La radiographie a aussi révélé qu'il avait été encore plus restauré que prévu... Notamment « avec des morceaux de plâtre cloués dans le bois ! » La question a alors été d'arriver à séparer les restaurations effectuées au XIXe siècle de celles du XXe, les premières étant beaucoup moins grossières que les secondes... Par exemple, au siècle de Mariette, on utilisait des colles de poisson, facilement réversibles. Plus de 100 ans plus tard, après la Seconde Guerre mondiale, les personnes chargées de restaurer n'ont pas hésité à recourir à des « colles très dures », moins respectueuses des oeuvres. Sans doute tout simplement pour des raisons financières (*)... Peu à peu, avec une minutie extrême, les « médecins » au chevet du cercueil l'ont déshabillé et lui ont retiré ces différents « emplâtres ». Après cette longue période de « dérestauration », la seconde phase, de « restauration en elle-même », va enfin pouvoir débuter. Retour à la maison... courant 2009 « Les restaurateurs vont bientôt commencer à réintégrer des matériaux qui respectent vraiment le sarcophage », précise Anne-Claire Laronde. Des matériaux qui ne « dégradent pas l'objet » et qui pourront, à l'avenir, être retirés plus facilement que leurs prédécesseurs. Par exemple de la poudre de bois ou de la gouache, des solvants pour décrasser aussi. Tout cela, armés d'instruments à la précision chirurgicale : bistouris, scalpels, petits pinceaux... Dans un premier temps, il va s'agir « essentiellement de boucher les fentes », puis un professeur du Collège de France expertisera les hiéroglyphes.

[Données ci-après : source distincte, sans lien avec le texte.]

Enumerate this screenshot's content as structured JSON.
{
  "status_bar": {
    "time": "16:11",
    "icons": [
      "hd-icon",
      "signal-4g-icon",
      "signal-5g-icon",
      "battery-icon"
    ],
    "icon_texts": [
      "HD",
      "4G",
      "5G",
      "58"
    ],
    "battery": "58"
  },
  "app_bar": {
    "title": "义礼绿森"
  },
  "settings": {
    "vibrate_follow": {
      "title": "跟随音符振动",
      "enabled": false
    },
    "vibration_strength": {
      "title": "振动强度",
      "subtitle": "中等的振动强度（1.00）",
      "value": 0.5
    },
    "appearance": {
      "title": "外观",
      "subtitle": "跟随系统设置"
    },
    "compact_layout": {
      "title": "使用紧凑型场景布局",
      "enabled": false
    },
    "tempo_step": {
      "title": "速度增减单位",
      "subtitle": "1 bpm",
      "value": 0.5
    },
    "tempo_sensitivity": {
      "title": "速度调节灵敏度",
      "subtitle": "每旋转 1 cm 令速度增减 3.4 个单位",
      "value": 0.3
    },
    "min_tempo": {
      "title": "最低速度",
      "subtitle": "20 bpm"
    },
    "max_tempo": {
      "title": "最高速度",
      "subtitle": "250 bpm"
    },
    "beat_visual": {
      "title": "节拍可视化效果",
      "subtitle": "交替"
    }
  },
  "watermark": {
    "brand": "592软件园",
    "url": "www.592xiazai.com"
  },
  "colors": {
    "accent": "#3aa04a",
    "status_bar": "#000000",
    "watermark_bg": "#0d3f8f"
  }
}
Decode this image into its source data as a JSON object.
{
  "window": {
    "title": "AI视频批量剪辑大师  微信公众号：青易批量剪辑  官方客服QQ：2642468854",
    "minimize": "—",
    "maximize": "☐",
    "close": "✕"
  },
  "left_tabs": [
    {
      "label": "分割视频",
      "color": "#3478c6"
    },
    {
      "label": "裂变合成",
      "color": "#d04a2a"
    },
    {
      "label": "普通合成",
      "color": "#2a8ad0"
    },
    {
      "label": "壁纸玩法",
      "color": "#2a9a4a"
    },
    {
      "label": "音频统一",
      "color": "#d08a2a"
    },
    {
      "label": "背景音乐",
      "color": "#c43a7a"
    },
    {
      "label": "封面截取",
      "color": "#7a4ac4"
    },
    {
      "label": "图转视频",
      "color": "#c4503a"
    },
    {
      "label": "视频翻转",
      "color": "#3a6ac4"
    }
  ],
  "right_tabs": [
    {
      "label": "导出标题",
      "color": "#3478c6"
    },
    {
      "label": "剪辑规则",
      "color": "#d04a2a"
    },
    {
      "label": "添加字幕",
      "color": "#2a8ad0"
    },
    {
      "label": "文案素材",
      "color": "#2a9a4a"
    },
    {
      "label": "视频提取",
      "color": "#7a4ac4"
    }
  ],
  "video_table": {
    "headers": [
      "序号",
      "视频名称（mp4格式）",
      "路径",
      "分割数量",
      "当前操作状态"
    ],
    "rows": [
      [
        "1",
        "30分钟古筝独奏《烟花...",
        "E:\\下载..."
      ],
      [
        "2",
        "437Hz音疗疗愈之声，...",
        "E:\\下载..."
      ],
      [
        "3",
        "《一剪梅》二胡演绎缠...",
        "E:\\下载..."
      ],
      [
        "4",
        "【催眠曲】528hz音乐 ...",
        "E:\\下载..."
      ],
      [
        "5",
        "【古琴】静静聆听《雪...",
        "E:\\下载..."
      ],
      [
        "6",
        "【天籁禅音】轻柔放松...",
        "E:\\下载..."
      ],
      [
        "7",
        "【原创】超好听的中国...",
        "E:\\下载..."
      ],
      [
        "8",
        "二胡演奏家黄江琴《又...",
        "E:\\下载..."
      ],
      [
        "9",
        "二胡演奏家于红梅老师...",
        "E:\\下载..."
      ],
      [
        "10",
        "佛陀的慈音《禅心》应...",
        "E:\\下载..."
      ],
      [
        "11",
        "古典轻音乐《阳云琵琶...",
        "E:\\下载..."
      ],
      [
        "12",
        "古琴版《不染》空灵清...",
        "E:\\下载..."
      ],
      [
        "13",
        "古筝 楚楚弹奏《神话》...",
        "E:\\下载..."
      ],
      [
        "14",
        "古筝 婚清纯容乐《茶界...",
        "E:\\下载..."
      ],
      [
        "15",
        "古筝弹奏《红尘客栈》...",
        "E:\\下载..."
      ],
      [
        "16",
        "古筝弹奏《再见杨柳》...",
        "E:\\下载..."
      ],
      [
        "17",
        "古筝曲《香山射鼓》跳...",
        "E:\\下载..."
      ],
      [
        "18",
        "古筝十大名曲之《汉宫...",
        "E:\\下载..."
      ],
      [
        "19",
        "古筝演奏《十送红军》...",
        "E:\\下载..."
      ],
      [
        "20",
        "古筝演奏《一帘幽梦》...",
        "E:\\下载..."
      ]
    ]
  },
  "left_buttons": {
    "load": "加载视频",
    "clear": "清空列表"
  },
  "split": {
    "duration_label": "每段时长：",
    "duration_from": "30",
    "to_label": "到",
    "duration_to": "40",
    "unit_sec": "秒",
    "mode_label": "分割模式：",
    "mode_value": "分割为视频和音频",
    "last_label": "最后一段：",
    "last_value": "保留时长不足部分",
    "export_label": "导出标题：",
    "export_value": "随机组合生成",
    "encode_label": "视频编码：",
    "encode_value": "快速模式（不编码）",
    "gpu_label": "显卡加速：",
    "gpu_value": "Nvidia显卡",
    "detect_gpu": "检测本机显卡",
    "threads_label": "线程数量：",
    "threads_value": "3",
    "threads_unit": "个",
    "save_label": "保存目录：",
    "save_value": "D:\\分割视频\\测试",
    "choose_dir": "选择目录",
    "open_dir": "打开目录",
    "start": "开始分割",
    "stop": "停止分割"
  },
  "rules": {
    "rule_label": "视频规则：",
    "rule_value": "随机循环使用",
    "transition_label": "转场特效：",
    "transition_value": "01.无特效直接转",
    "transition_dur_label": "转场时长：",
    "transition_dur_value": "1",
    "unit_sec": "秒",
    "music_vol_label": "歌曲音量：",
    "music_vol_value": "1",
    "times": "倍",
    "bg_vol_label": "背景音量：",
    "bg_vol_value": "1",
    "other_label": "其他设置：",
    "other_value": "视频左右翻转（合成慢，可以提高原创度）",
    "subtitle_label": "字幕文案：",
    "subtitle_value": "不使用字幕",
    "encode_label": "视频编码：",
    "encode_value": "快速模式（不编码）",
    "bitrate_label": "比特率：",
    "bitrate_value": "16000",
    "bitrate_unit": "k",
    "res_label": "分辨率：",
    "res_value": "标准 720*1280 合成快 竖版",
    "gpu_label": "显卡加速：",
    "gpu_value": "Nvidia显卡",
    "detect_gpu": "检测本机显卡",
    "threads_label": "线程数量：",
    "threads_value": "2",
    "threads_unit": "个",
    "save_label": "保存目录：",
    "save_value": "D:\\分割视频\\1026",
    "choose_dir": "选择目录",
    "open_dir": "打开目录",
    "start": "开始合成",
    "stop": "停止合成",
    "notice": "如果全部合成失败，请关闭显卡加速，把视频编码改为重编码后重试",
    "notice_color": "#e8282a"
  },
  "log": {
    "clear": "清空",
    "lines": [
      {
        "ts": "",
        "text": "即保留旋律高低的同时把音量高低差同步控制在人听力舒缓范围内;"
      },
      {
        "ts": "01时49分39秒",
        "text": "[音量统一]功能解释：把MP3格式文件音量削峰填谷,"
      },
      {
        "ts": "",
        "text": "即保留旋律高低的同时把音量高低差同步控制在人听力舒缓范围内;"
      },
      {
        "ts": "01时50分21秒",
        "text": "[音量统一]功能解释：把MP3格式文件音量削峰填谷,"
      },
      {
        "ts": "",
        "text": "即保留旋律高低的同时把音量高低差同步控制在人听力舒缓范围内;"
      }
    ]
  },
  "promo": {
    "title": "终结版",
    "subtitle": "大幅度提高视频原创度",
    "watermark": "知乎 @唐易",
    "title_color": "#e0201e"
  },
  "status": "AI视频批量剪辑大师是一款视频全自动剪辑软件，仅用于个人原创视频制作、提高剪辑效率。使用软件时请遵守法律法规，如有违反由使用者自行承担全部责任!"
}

Ce chantier, suivi de très près par la conservatrice, qui se rend à Versailles tous les 2-3 mois pour prendre les décisions en tant que « responsable scientifique de la collection » et représentante de Boulogne, devrait se poursuivre jusqu'au printemps. Le sarcophage retrouvera la section égyptienne du château-musée courant 2009... La momie, qui se sentait bien seule, retrouvera enfin son fidèle voisin ! • > (*) Auguste Mariette, déjà en son temps, avait relevé des incohérences en observant attentivement le sarcophage. Normal, puisque celui-ci avait déjà été restauré - avec quelques erreurs - au XIXe siècle.